The Craft of Writing: Economy of Style

A book I've just been reading, and a TV show I've just watched, made me think about the value in writing of an economical style. If a writer avoids wasting words and scenes, the material makes so much more of an impact, and this is, I think, true in all forms of fiction. Short stories, certainly, but also novels. Now, a novel's length allows space for some digression, and there are plenty of examples of this working very well. On the whole, though - and certainly for writers who are not very experienced - I think that less is more.

The book in question is a Golden Age mystery by Leo Bruce that I'll cover on this blog shortly. It's actually an interesting and relatively original story, with a memorable setting. There was plenty to like about it. But for me it fell short of the highest standards because there was just too much padding. Too often, I was willing Bruce to get on with it. And that's not a reaction that a writer wants in readers.
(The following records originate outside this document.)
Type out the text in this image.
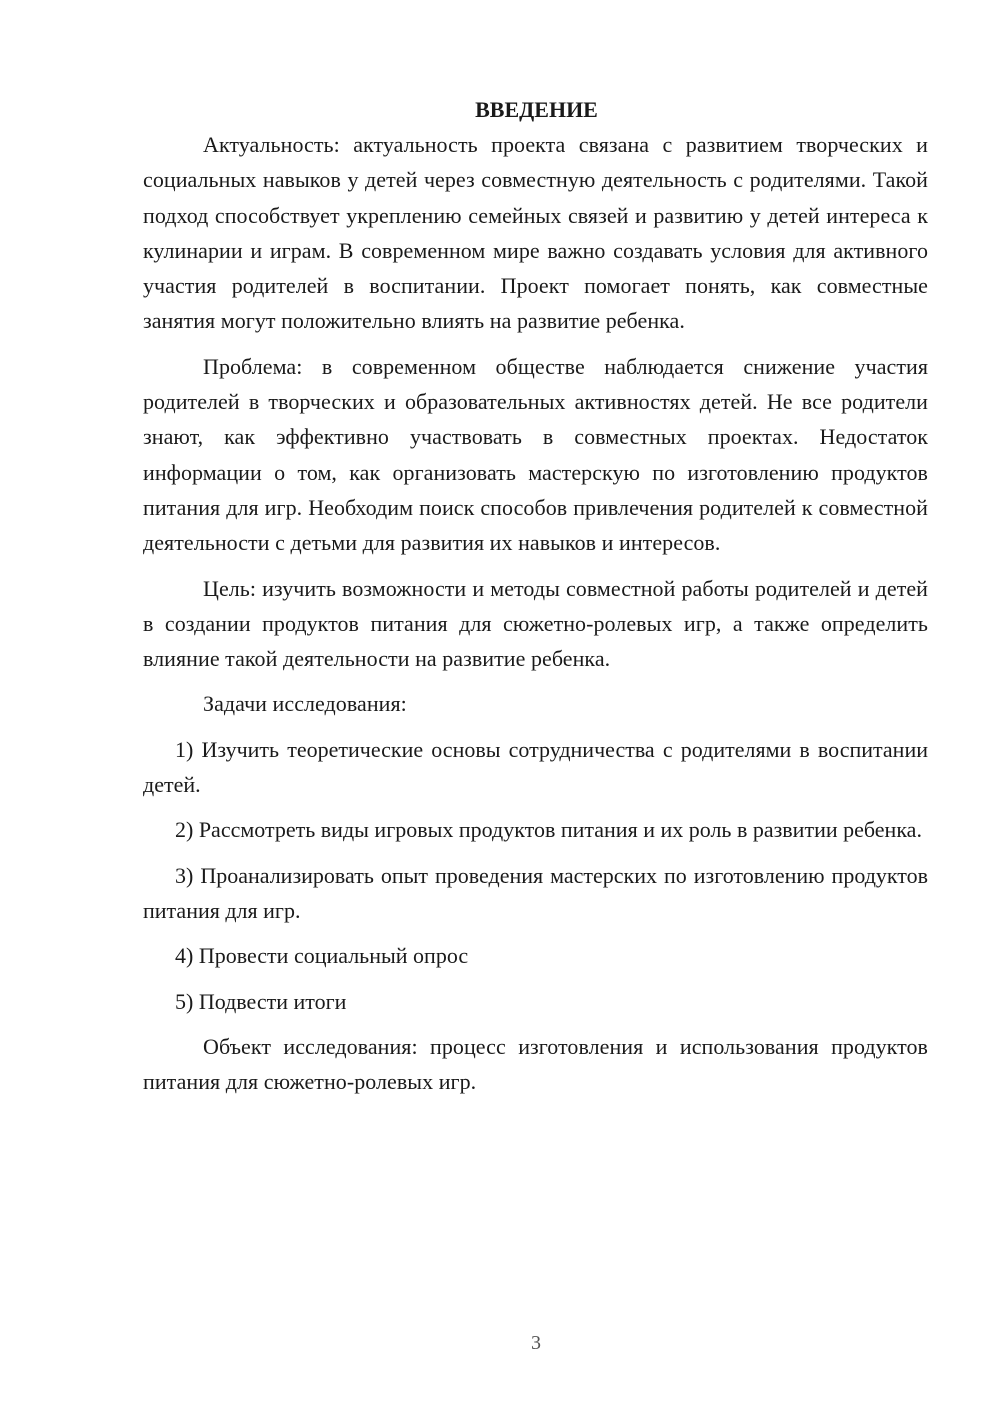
ВВЕДЕНИЕ

Актуальность: актуальность проекта связана с развитием творческих и социальных навыков у детей через совместную деятельность с родителями. Такой подход способствует укреплению семейных связей и развитию у детей интереса к кулинарии и играм. В современном мире важно создавать условия для активного участия родителей в воспитании. Проект помогает понять, как совместные занятия могут положительно влиять на развитие ребенка.

Проблема: в современном обществе наблюдается снижение участия родителей в творческих и образовательных активностях детей. Не все родители знают, как эффективно участвовать в совместных проектах. Недостаток информации о том, как организовать мастерскую по изготовлению продуктов питания для игр. Необходим поиск способов привлечения родителей к совместной деятельности с детьми для развития их навыков и интересов.

Цель: изучить возможности и методы совместной работы родителей и детей в создании продуктов питания для сюжетно-ролевых игр, а также определить влияние такой деятельности на развитие ребенка.

Задачи исследования:

1) Изучить теоретические основы сотрудничества с родителями в воспитании детей.

2) Рассмотреть виды игровых продуктов питания и их роль в развитии ребенка.

3) Проанализировать опыт проведения мастерских по изготовлению продуктов питания для игр.

4) Провести социальный опрос

5) Подвести итоги

Объект исследования: процесс изготовления и использования продуктов питания для сюжетно-ролевых игр.

3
I had a very different experience when I watched again an episode of Taggart that I last saw when it was screened, way back in 1987. This was The Killing Philosophy, written by the brilliant Glenn Chandler, and it was a masterclass in how to write economically. From start to finish, the story packed a real punch. There are plenty of thrillers from a quarter of a century or more ago that show their age. But this screenplay was clever and occasionally witty, and included some interesting observations about society and people's behaviour, without labouring them.Chandler was ambitious enough to pack a great deal into his story,and he managed to do so without being cumbersome because his style is lean and he never overdoes things.

The Killing Philosophy is the story of a masked man - "the Bowman" - who terrorises a series of women in Glasgow. When a weird student falls for an attractive married woman, he comes up with a cunning plan to dispose of her husband, and the plot complications come thick and fast. I enjoyed it just as much the second time around. When it was first screened, I was just thinking about the idea that would become my first novel. I like to think that Glenn Chandler's brilliant example reminded me of the need to keep the story driving forward, and it's a lesson I try to keep in mind when writing to this day.


Anonymous said...

Martin - I couldn't agree more. When a story isn't bogged down by drawn-out dialogue or excessive detail, it keeps the reader much more engaged.

Elizabeth Foxwell said...

Archived program from Radio New Zealand includes Ngaio Marsh stating, "Detective fiction has to be written with the very greatest economy."

Martin Edwards said...

Thanks, Margot.
Elizabeth - great quote - thanks for the link, much appreciated.

Ann Cleeves said...

Well, I kind of agree but I don't think there are rules. Some writers' style is luscious and even over-blown - think James Lee Burke - and others take detours from the plot that I'm happy to follow - Christopher Fowler on the weird history of London for example. I don't need one action-packed scene after another to keep me enthralled.

Martin Edwards said...

Ann, quite, the only rule about writing, I suspect, is that there are no rules. The factual stuff in Dick Francis' novels is a different kind of example. I think there's a distinction between flabby writing and writing that deviates from the main storyline. The latter often works splendidly, as you say.